A stone gives and receives no less than a saint."
READING from
"Money
and the Meaning of Life" by Jacob
Needleman
[Note: Jacob
Needleman is professor of philosophy and comparative religion at San Francisco
State University.]
Money
enters into everything. We can look at
every aspect of our lives from the point of view of money and the force it
conducts in the life of present-day civilization. Love and hatred, eating and sleeping, safety
and danger, work and rest, marriage, children, fear, loneliness, friendship,
knowledge and art, health, sickness and death:
the money factor is a determining element in all of these -- sometimes plainly
visible, sometimes blended into the whole fabric like a weaver's dye.
Think of
our relationship to nature, to ideas, to pleasure; think of our sense of
self-identity and self-respect; think of where we live and with what things we
surround ourselves; think of all our impulses to help others or serve a larger
cause; think of all our psychological and biological needs; think of where we
go, how we travel and with whom we associate -- or just think of what you were
doing yesterday, or what you will be doing tomorrow, or in an hour. The money factor is there, wrapped around or
lodged inside everything. Think of what
you want or what you dream of, for now, or next year, or for the rest of your
life. It will take money, a certain
definite amount.
If we
broaden our vision and consider the whole condition of the human family, we see
the same penetration of the money factor into every facet of the crisis of the
modern world: war, social injustice, the
oppression of peoples and classes, crime in all its violent and nonviolent
forms, our dying natural environment.

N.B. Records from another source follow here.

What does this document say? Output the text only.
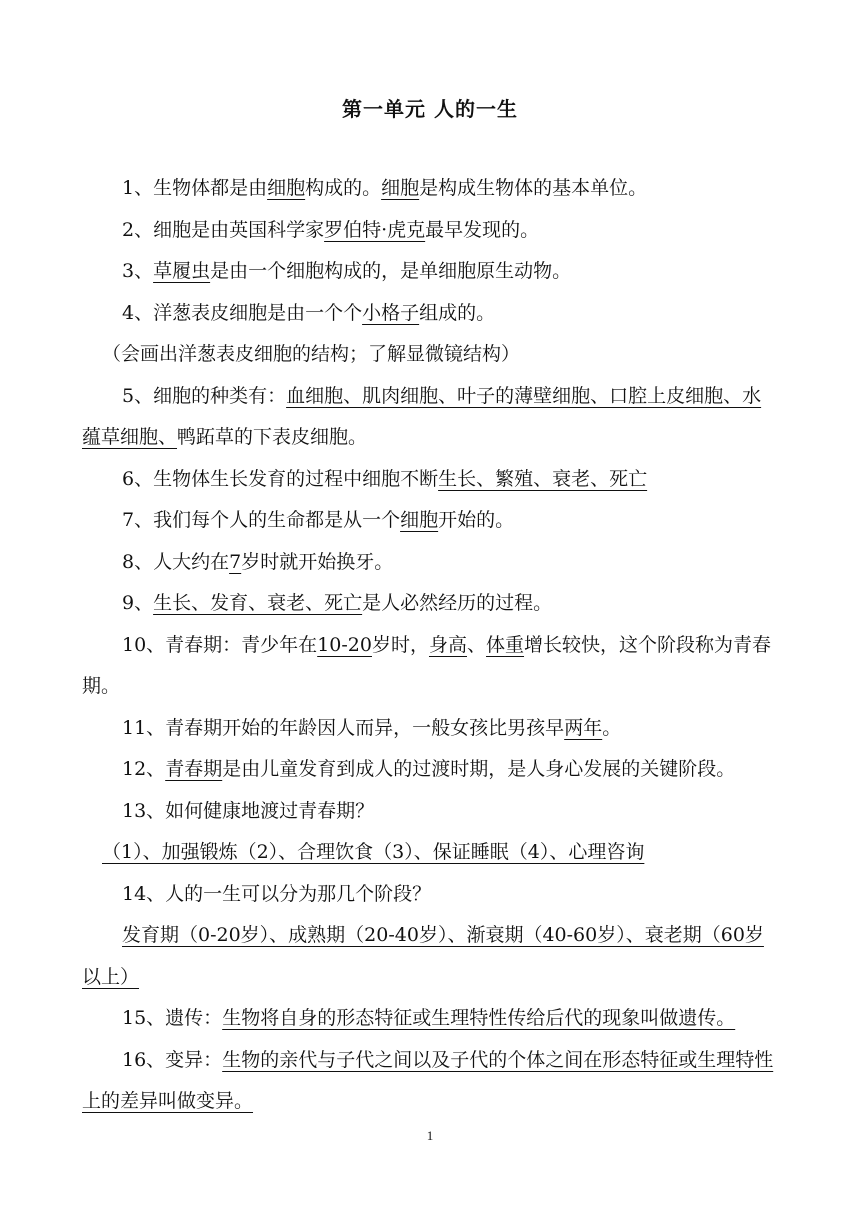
第一单元 人的一生

1、生物体都是由细胞构成的。细胞是构成生物体的基本单位。

2、细胞是由英国科学家罗伯特·虎克最早发现的。

3、草履虫是由一个细胞构成的，是单细胞原生动物。

4、洋葱表皮细胞是由一个个小格子组成的。

（会画出洋葱表皮细胞的结构；了解显微镜结构）

5、细胞的种类有：血细胞、肌肉细胞、叶子的薄壁细胞、口腔上皮细胞、水蕴草细胞、鸭跖草的下表皮细胞。

6、生物体生长发育的过程中细胞不断生长、繁殖、衰老、死亡

7、我们每个人的生命都是从一个细胞开始的。

8、人大约在7岁时就开始换牙。

9、生长、发育、衰老、死亡是人必然经历的过程。

10、青春期：青少年在10-20岁时，身高、体重增长较快，这个阶段称为青春期。

11、青春期开始的年龄因人而异，一般女孩比男孩早两年。

12、青春期是由儿童发育到成人的过渡时期，是人身心发展的关键阶段。

13、如何健康地渡过青春期？

（1）、加强锻炼（2）、合理饮食（3）、保证睡眠（4）、心理咨询

14、人的一生可以分为那几个阶段？

发育期（0-20岁）、成熟期（20-40岁）、渐衰期（40-60岁）、衰老期（60岁以上）

15、遗传：生物将自身的形态特征或生理特性传给后代的现象叫做遗传。

16、变异：生物的亲代与子代之间以及子代的个体之间在形态特征或生理特性上的差异叫做变异。

1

We
see money carrying and catalyzing the mammoth illusions of power, fame, and
pleasure that move the masses of the world and to which our society devotes so
much of its energy through the continually accelerating production of ever-new
inventions and technologies.
We see
to what a great extent the heroes we admire, if only for an hour, and the
achievements and marks of "progress" of nations and cultures, are a
reflection of financial forces, whose glory fades when these forces change,
like eddies in a stream that have no reality apart from the currents of water
that create them. We see how many of the
dreams of empire, utopia, and religious salvation, as well as the paranoiac
nightmares of mass resentment of new ideas or alien beliefs, are fueled and, to
some extent, even created by money -- directly or indirectly. To regard money in this perspective is to see
who and what we are.
That is
why now, in our time, the problem of money has to be faced as a problem of
consciousness, as a problem of being human in the universal world. It is more than just a psychological or
social problem which one strives to correct in advance of attending to
questions of the spirit. It has become
the key to understanding the great purpose of human life and what, precisely,
prevents us from participating in that great purpose.